Appellant heeft bezwaar gemaakt tegen dit besluit, maar het College verklaarde dit bezwaar op 25 mei 2004 ongegrond. Hierna heeft appellant beroep ingesteld bij de rechtbank, maar de rechtbank verklaarde het beroep niet-ontvankelijk. De rechtbank oordeelde dat het besluit tot intrekking van het bijstandsrecht rechtens onaantastbaar was geworden, en dat appellant geen belang meer had bij een beslissing op het beroep tegen het eerdere besluit.
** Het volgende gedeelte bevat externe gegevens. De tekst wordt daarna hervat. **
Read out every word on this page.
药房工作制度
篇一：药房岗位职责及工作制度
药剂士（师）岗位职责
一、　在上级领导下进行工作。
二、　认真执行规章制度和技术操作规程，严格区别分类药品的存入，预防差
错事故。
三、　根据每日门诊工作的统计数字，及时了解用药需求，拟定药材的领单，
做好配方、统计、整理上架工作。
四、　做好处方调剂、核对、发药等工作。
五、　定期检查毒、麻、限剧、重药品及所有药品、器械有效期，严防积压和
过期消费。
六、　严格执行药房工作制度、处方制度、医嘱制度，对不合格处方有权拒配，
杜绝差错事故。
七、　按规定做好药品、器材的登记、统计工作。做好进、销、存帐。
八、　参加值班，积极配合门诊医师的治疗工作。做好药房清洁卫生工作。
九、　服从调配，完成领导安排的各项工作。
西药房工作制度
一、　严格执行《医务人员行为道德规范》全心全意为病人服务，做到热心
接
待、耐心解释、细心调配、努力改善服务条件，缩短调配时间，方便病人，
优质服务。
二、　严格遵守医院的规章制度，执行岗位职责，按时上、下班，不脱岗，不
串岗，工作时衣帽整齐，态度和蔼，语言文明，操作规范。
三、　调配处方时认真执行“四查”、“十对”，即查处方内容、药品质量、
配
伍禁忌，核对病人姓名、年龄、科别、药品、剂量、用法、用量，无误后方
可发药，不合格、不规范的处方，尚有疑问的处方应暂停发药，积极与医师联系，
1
In hoger beroep heeft de Centrale Raad van Beroep de zaak behandeld. De Raad onderschreef het oordeel van de rechtbank en voegde daaraan toe dat ook het besluit tot terugvordering van de bijstandsuitkeringen rechtens onaantastbaar was geworden. De Raad verwierp de stelling van appellant dat de rechtbank buiten de omvang van het geschil was getreden. De Raad concludeerde dat het hoger beroep niet slaagde en bevestigde de aangevallen uitspraak. Er werd geen aanleiding gezien voor een veroordeling in de proceskosten.